Das ukrainische Militär hat einen Teil von Glyboky in der Region Charkiw zurückerobert

In den vergangenen zwei Wochen haben ukrainische Streitkräfte einen Teil der Siedlung Hlyboke in der Region Charkiw zurückerobert. Dies berichtete Oles Malyarevych, stellvertretender Kommandeur des Sturmbataillons „Achilles“ der 92. separaten Sturmbrigade (OShBr), auf KYIV24.

„Wir haben einen Teil des Gebiets, nämlich Glyboky, zurückerobert. Dies ist eine sehr wichtige Siedlung. Derzeit hat der Feind erhebliche Reserven zusammengezogen und versucht, verlorene Stellungen zurückzuerobern. Es finden derzeit intensive Kampfhandlungen seinerseits statt. Wir befinden uns in der Defensive und halten die Verteidigungslinie zuverlässig“, erklärte Malyarevich.

Er präzisierte, dass sich insbesondere das 11. russische Panzerregiment in diesem Gebiet befinde, der Feind seine Streitkräfte jedoch ständig verlege. „Die Marineinfanterie war lange im Einsatz, jetzt wird sie teilweise durch motorisierte Schützendivisionen ersetzt. Das heißt, sie schicken, was gerade kampfbereit ist. Jetzt ist sogar die ‚Ahmad‘ eingetroffen, um unsere Stellungen zu verstärken“, fügte der Militärsprecher hinzu.

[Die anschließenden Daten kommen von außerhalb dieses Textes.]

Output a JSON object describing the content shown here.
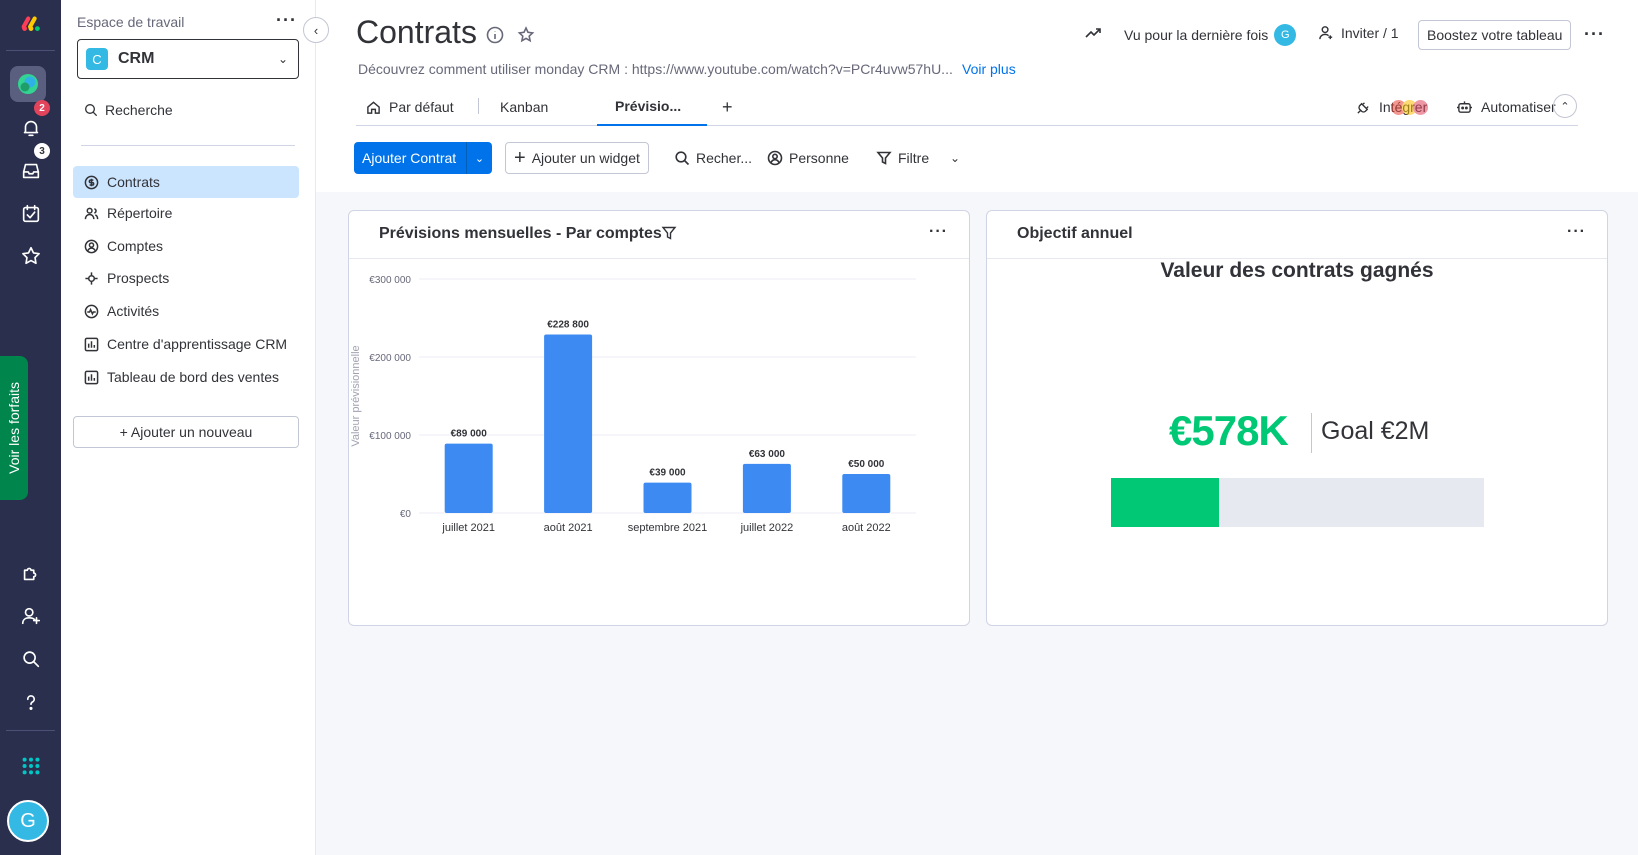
{
  "sidebar": {
    "workspace_label": "Espace de travail",
    "workspace_letter": "C",
    "workspace_name": "CRM",
    "search_label": "Recherche",
    "items": [
      {
        "label": "Contrats",
        "icon": "dollar-circle-icon"
      },
      {
        "label": "Répertoire",
        "icon": "contacts-icon"
      },
      {
        "label": "Comptes",
        "icon": "accounts-icon"
      },
      {
        "label": "Prospects",
        "icon": "leads-icon"
      },
      {
        "label": "Activités",
        "icon": "activity-icon"
      },
      {
        "label": "Centre d'apprentissage CRM",
        "icon": "dashboard-icon"
      },
      {
        "label": "Tableau de bord des ventes",
        "icon": "dashboard-icon"
      }
    ],
    "add_new_label": "+ Ajouter un nouveau"
  },
  "rail": {
    "notifications_count": "2",
    "inbox_count": "3",
    "plans_label": "Voir les forfaits",
    "user_initial": "G"
  },
  "header": {
    "title": "Contrats",
    "description": "Découvrez comment utiliser monday CRM : https://www.youtube.com/watch?v=PCr4uvw57hU...",
    "see_more": "Voir plus",
    "last_seen": "Vu pour la dernière fois",
    "last_seen_initial": "G",
    "invite": "Inviter / 1",
    "boost": "Boostez votre tableau"
  },
  "tabs": [
    {
      "label": "Par défaut"
    },
    {
      "label": "Kanban"
    },
    {
      "label": "Prévisio..."
    }
  ],
  "tab_add": "+",
  "tabs_right": {
    "integrate": "Intégrer",
    "automate": "Automatiser"
  },
  "toolbar": {
    "add_contract": "Ajouter Contrat",
    "add_widget": "Ajouter un widget",
    "search": "Recher...",
    "person": "Personne",
    "filter": "Filtre"
  },
  "widget_forecast": {
    "title": "Prévisions mensuelles - Par comptes"
  },
  "widget_goal": {
    "title": "Objectif annuel",
    "heading": "Valeur des contrats gagnés",
    "value": "€578K",
    "target": "Goal €2M",
    "progress": 0.289
  },
  "colors": {
    "accent": "#0073ea",
    "bar": "#3d8bf2",
    "goal": "#00c875"
  },
  "chart_data": {
    "type": "bar",
    "title": "",
    "ylabel": "Valeur prévisionnelle",
    "categories": [
      "juillet 2021",
      "août 2021",
      "septembre 2021",
      "juillet 2022",
      "août 2022"
    ],
    "values": [
      89000,
      228800,
      39000,
      63000,
      50000
    ],
    "value_labels": [
      "€89 000",
      "€228 800",
      "€39 000",
      "€63 000",
      "€50 000"
    ],
    "ylim": [
      0,
      300000
    ],
    "yticks": [
      0,
      100000,
      200000,
      300000
    ],
    "ytick_labels": [
      "€0",
      "€100 000",
      "€200 000",
      "€300 000"
    ],
    "grid": true
  }
}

Malyarevych betonte die Bedeutung von Hlyboke: „Es ist eine kleine, aber sehr wichtige Siedlung. Beide Seiten verstehen das. Deshalb finden jetzt Kämpfe statt. Ich denke, die Ukrainer werden noch lange von Hlyboke hören. Wenn wir diese Siedlung nicht räumen, führt der Weg direkt zur Grenze. Sie verstehen das und deshalb verteidigen sie sie mit aller Kraft.“.

Die Besatzer versuchen, nach Wowtschansk durchzubrechen

Nach Angaben des Generalstabs der ukrainischen Streitkräfte kam es im Laufe des vergangenen Tages in der Nähe der Ortschaften Wowtschansk und Lyptsy zu Kämpfen. Der Militärbezirk Charkiw meldete, dass der Feind in Wowtschansk weiterhin Angriffe auf ein mehrstöckiges Gebäude durchführt.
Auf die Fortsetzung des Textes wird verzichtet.